Parallel lda must be run in linux environment with mpich2-1.0.8.

Installation

  • Parallel Infrastructure is based on MPI. Firstly mpich2 must be installed before running parallel lda. You can download it from http://www.mcs.anl.gov/research/projects/mpich2/.
    • Install mpich2
      • Download mpich2-1.0.8.tar.gz
      • Extract it to a path
      • ./configure
      • make
      • make install
      • After installing, you will find some binaries and scripts in $PATH. Test by running mpd to see if it exists
    • Create password file ~/.mpd.conf with access mode 600 (rw-------) in home directory. The file should contain a single line MPD_SECRETWORD=PASSWORD. Because you may have many machines, you must do this on each machine.
      • touch ~/.mpd.conf
      • chmod 600 ~/.mpd.conf
      • cat "MPD_SECRETWORD=anypassword" > ~/.mpd.conf
    • Pick one machine as the master and startup mpd(mpi daemon)
      • mpd --daemon --listenport=55555
    • Other machines act as slave and must connect to the master
      • mpd --daemon -h serverHostName -p 55555
    • Check whether the environment is setup successfully: on master, run mpdtrace, you will see all the slaves. If no machines show up, you must check your mpi setup and refer to mpich2 user manual.
  • Download plda package and extract and run make mpi_lda in its directory. You will see a new binary generated mpi_lda. We use mpich2 builtin compiler mpicxx to compile, it is a wrap of g++.

Train parallelly

  • Prepare data the same as the single processor version.
  • mpiexec -n 5 ./mpi_lda --num_topics 2 --alpha 0.1 --beta 0.01 --training_data_file testdata/test_data.txt --model_file /tmp/lda_model.txt --total_iterations 150
  • The input and output are the same with single processor version.

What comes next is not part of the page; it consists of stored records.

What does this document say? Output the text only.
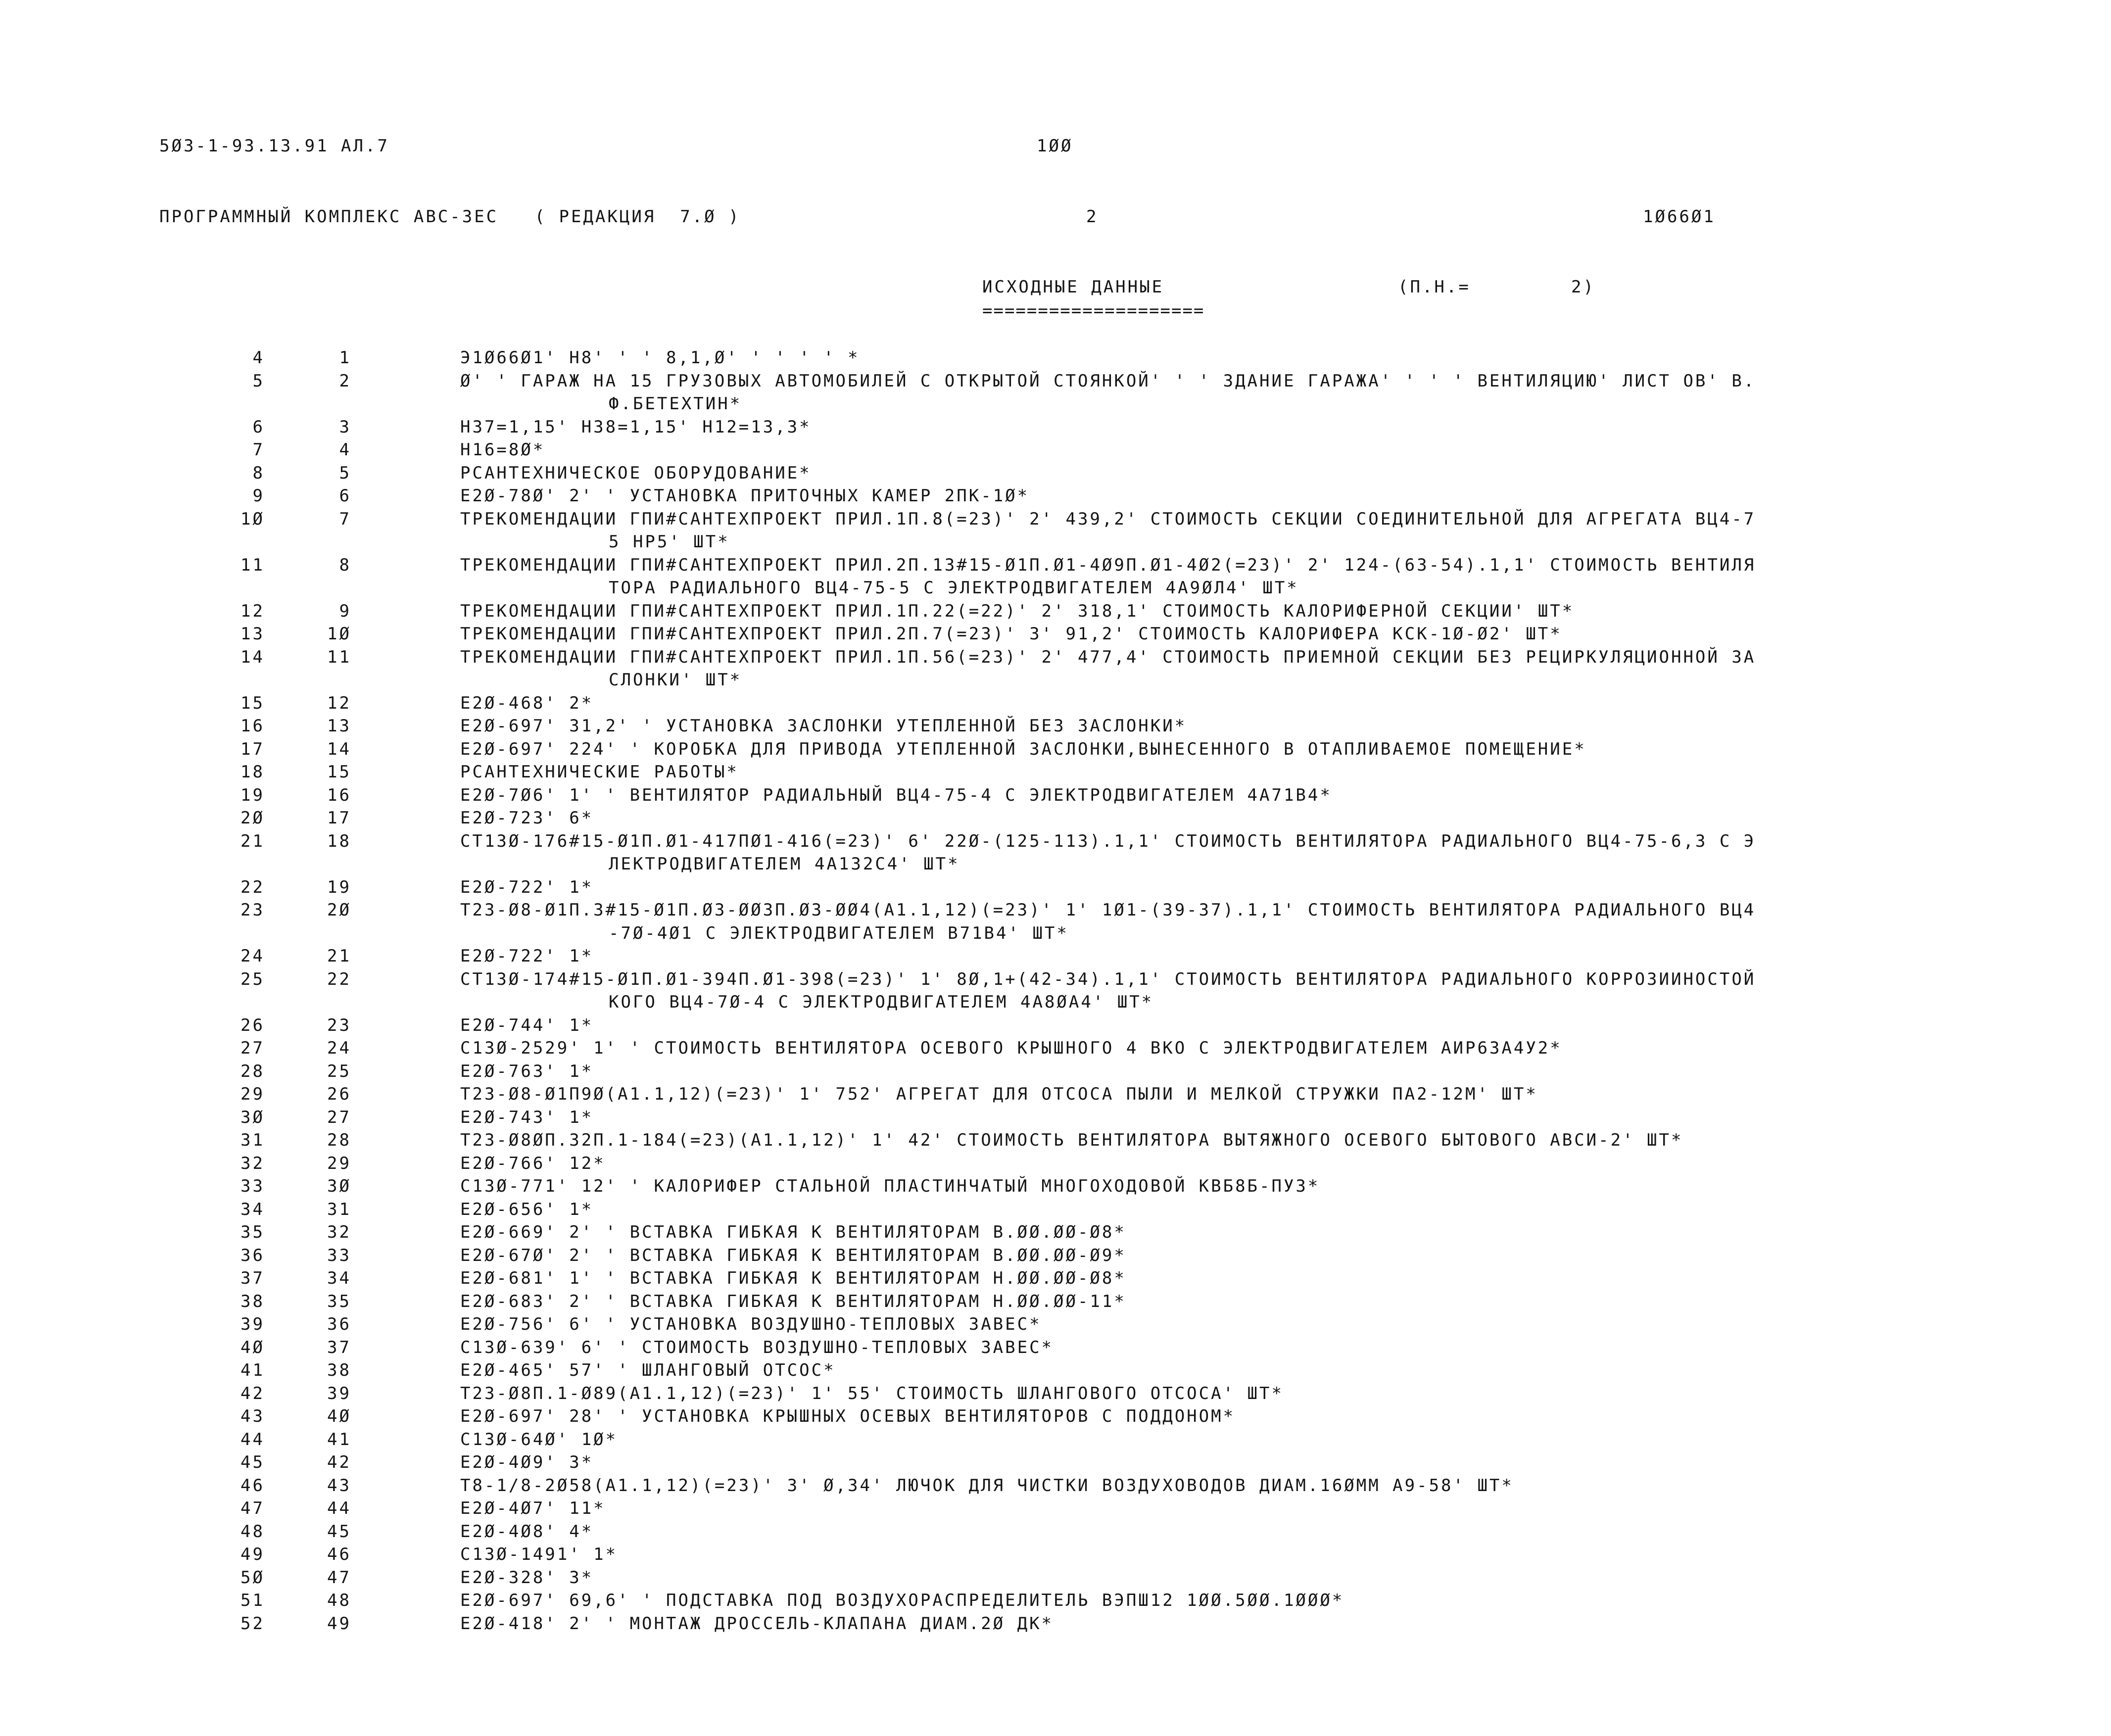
5Ø3-1-93.13.91 АЛ.7	1ØØ
ПРОГРАММНЫЙ КОМПЛЕКС АВС-3ЕС   ( РЕДАКЦИЯ  7.Ø )	2	1Ø66Ø1
ИСХОДНЫЕ ДАННЫЕ
====================
(П.Н.=	2)
4	1	Э1Ø66Ø1' Н8' ' ' 8,1,Ø' ' ' ' ' *
5	2	Ø' ' ГАРАЖ НА 15 ГРУЗОВЫХ АВТОМОБИЛЕЙ С ОТКРЫТОЙ СТОЯНКОЙ' ' ' ЗДАНИЕ ГАРАЖА' ' ' ' ВЕНТИЛЯЦИЮ' ЛИСТ ОВ' В.
Ф.БЕТЕХТИН*
6	3	Н37=1,15' Н38=1,15' Н12=13,3*
7	4	Н16=8Ø*
8	5	РСАНТЕХНИЧЕСКОЕ ОБОРУДОВАНИЕ*
9	6	Е2Ø-78Ø' 2' ' УСТАНОВКА ПРИТОЧНЫХ КАМЕР 2ПК-1Ø*
1Ø	7	ТРЕКОМЕНДАЦИИ ГПИ#САНТЕХПРОЕКТ ПРИЛ.1П.8(=23)' 2' 439,2' СТОИМОСТЬ СЕКЦИИ СОЕДИНИТЕЛЬНОЙ ДЛЯ АГРЕГАТА ВЦ4-7
5 НР5' ШТ*
11	8	ТРЕКОМЕНДАЦИИ ГПИ#САНТЕХПРОЕКТ ПРИЛ.2П.13#15-Ø1П.Ø1-4Ø9П.Ø1-4Ø2(=23)' 2' 124-(63-54).1,1' СТОИМОСТЬ ВЕНТИЛЯ
ТОРА РАДИАЛЬНОГО ВЦ4-75-5 С ЭЛЕКТРОДВИГАТЕЛЕМ 4А9ØЛ4' ШТ*
12	9	ТРЕКОМЕНДАЦИИ ГПИ#САНТЕХПРОЕКТ ПРИЛ.1П.22(=22)' 2' 318,1' СТОИМОСТЬ КАЛОРИФЕРНОЙ СЕКЦИИ' ШТ*
13	1Ø	ТРЕКОМЕНДАЦИИ ГПИ#САНТЕХПРОЕКТ ПРИЛ.2П.7(=23)' 3' 91,2' СТОИМОСТЬ КАЛОРИФЕРА КСК-1Ø-Ø2' ШТ*
14	11	ТРЕКОМЕНДАЦИИ ГПИ#САНТЕХПРОЕКТ ПРИЛ.1П.56(=23)' 2' 477,4' СТОИМОСТЬ ПРИЕМНОЙ СЕКЦИИ БЕЗ РЕЦИРКУЛЯЦИОННОЙ ЗА
СЛОНКИ' ШТ*
15	12	Е2Ø-468' 2*
16	13	Е2Ø-697' 31,2' ' УСТАНОВКА ЗАСЛОНКИ УТЕПЛЕННОЙ БЕЗ ЗАСЛОНКИ*
17	14	Е2Ø-697' 224' ' КОРОБКА ДЛЯ ПРИВОДА УТЕПЛЕННОЙ ЗАСЛОНКИ,ВЫНЕСЕННОГО В ОТАПЛИВАЕМОЕ ПОМЕЩЕНИЕ*
18	15	РСАНТЕХНИЧЕСКИЕ РАБОТЫ*
19	16	Е2Ø-7Ø6' 1' ' ВЕНТИЛЯТОР РАДИАЛЬНЫЙ ВЦ4-75-4 С ЭЛЕКТРОДВИГАТЕЛЕМ 4А71В4*
2Ø	17	Е2Ø-723' 6*
21	18	СТ13Ø-176#15-Ø1П.Ø1-417ПØ1-416(=23)' 6' 22Ø-(125-113).1,1' СТОИМОСТЬ ВЕНТИЛЯТОРА РАДИАЛЬНОГО ВЦ4-75-6,3 С Э
ЛЕКТРОДВИГАТЕЛЕМ 4А132С4' ШТ*
22	19	Е2Ø-722' 1*
23	2Ø	Т23-Ø8-Ø1П.3#15-Ø1П.Ø3-ØØ3П.Ø3-ØØ4(А1.1,12)(=23)' 1' 1Ø1-(39-37).1,1' СТОИМОСТЬ ВЕНТИЛЯТОРА РАДИАЛЬНОГО ВЦ4
-7Ø-4Ø1 С ЭЛЕКТРОДВИГАТЕЛЕМ В71В4' ШТ*
24	21	Е2Ø-722' 1*
25	22	СТ13Ø-174#15-Ø1П.Ø1-394П.Ø1-398(=23)' 1' 8Ø,1+(42-34).1,1' СТОИМОСТЬ ВЕНТИЛЯТОРА РАДИАЛЬНОГО КОРРОЗИИНОСТОЙ
КОГО ВЦ4-7Ø-4 С ЭЛЕКТРОДВИГАТЕЛЕМ 4А8ØА4' ШТ*
26	23	Е2Ø-744' 1*
27	24	С13Ø-2529' 1' ' СТОИМОСТЬ ВЕНТИЛЯТОРА ОСЕВОГО КРЫШНОГО 4 ВКО С ЭЛЕКТРОДВИГАТЕЛЕМ АИР63А4У2*
28	25	Е2Ø-763' 1*
29	26	Т23-Ø8-Ø1П9Ø(А1.1,12)(=23)' 1' 752' АГРЕГАТ ДЛЯ ОТСОСА ПЫЛИ И МЕЛКОЙ СТРУЖКИ ПА2-12М' ШТ*
3Ø	27	Е2Ø-743' 1*
31	28	Т23-Ø8ØП.32П.1-184(=23)(А1.1,12)' 1' 42' СТОИМОСТЬ ВЕНТИЛЯТОРА ВЫТЯЖНОГО ОСЕВОГО БЫТОВОГО АВСИ-2' ШТ*
32	29	Е2Ø-766' 12*
33	3Ø	С13Ø-771' 12' ' КАЛОРИФЕР СТАЛЬНОЙ ПЛАСТИНЧАТЫЙ МНОГОХОДОВОЙ КВБ8Б-ПУ3*
34	31	Е2Ø-656' 1*
35	32	Е2Ø-669' 2' ' ВСТАВКА ГИБКАЯ К ВЕНТИЛЯТОРАМ В.ØØ.ØØ-Ø8*
36	33	Е2Ø-67Ø' 2' ' ВСТАВКА ГИБКАЯ К ВЕНТИЛЯТОРАМ В.ØØ.ØØ-Ø9*
37	34	Е2Ø-681' 1' ' ВСТАВКА ГИБКАЯ К ВЕНТИЛЯТОРАМ Н.ØØ.ØØ-Ø8*
38	35	Е2Ø-683' 2' ' ВСТАВКА ГИБКАЯ К ВЕНТИЛЯТОРАМ Н.ØØ.ØØ-11*
39	36	Е2Ø-756' 6' ' УСТАНОВКА ВОЗДУШНО-ТЕПЛОВЫХ ЗАВЕС*
4Ø	37	С13Ø-639' 6' ' СТОИМОСТЬ ВОЗДУШНО-ТЕПЛОВЫХ ЗАВЕС*
41	38	Е2Ø-465' 57' ' ШЛАНГОВЫЙ ОТСОС*
42	39	Т23-Ø8П.1-Ø89(А1.1,12)(=23)' 1' 55' СТОИМОСТЬ ШЛАНГОВОГО ОТСОСА' ШТ*
43	4Ø	Е2Ø-697' 28' ' УСТАНОВКА КРЫШНЫХ ОСЕВЫХ ВЕНТИЛЯТОРОВ С ПОДДОНОМ*
44	41	С13Ø-64Ø' 1Ø*
45	42	Е2Ø-4Ø9' 3*
46	43	Т8-1/8-2Ø58(А1.1,12)(=23)' 3' Ø,34' ЛЮЧОК ДЛЯ ЧИСТКИ ВОЗДУХОВОДОВ ДИАМ.16ØММ А9-58' ШТ*
47	44	Е2Ø-4Ø7' 11*
48	45	Е2Ø-4Ø8' 4*
49	46	С13Ø-1491' 1*
5Ø	47	Е2Ø-328' 3*
51	48	Е2Ø-697' 69,6' ' ПОДСТАВКА ПОД ВОЗДУХОРАСПРЕДЕЛИТЕЛЬ ВЭПШ12 1ØØ.5ØØ.1ØØØ*
52	49	Е2Ø-418' 2' ' МОНТАЖ ДРОССЕЛЬ-КЛАПАНА ДИАМ.2Ø ДК*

Parallel Training Performance

  • Memory:
    • All the documents are distributely stored. If your corpus is huge, you could add more machines.
    • The model is replicatedly stored on all machines. The memory cost is NUM_VOCABULARY * NUM_TOPICS * sizeof(int64) bytes, you have to make sure all machines' memory must be greater than this. If not, you have to reduce your vocabulary size or reduce num_topics.
  • Speedup:
    • For each iteration, all computers do GibbsSampling parallelly. At the end of iterations, they reduces updated model. Generally, if the corpus is large and the model is small, the speedup is almost linear. If the model is large and the corpus is small, the speedup may be worse than linear.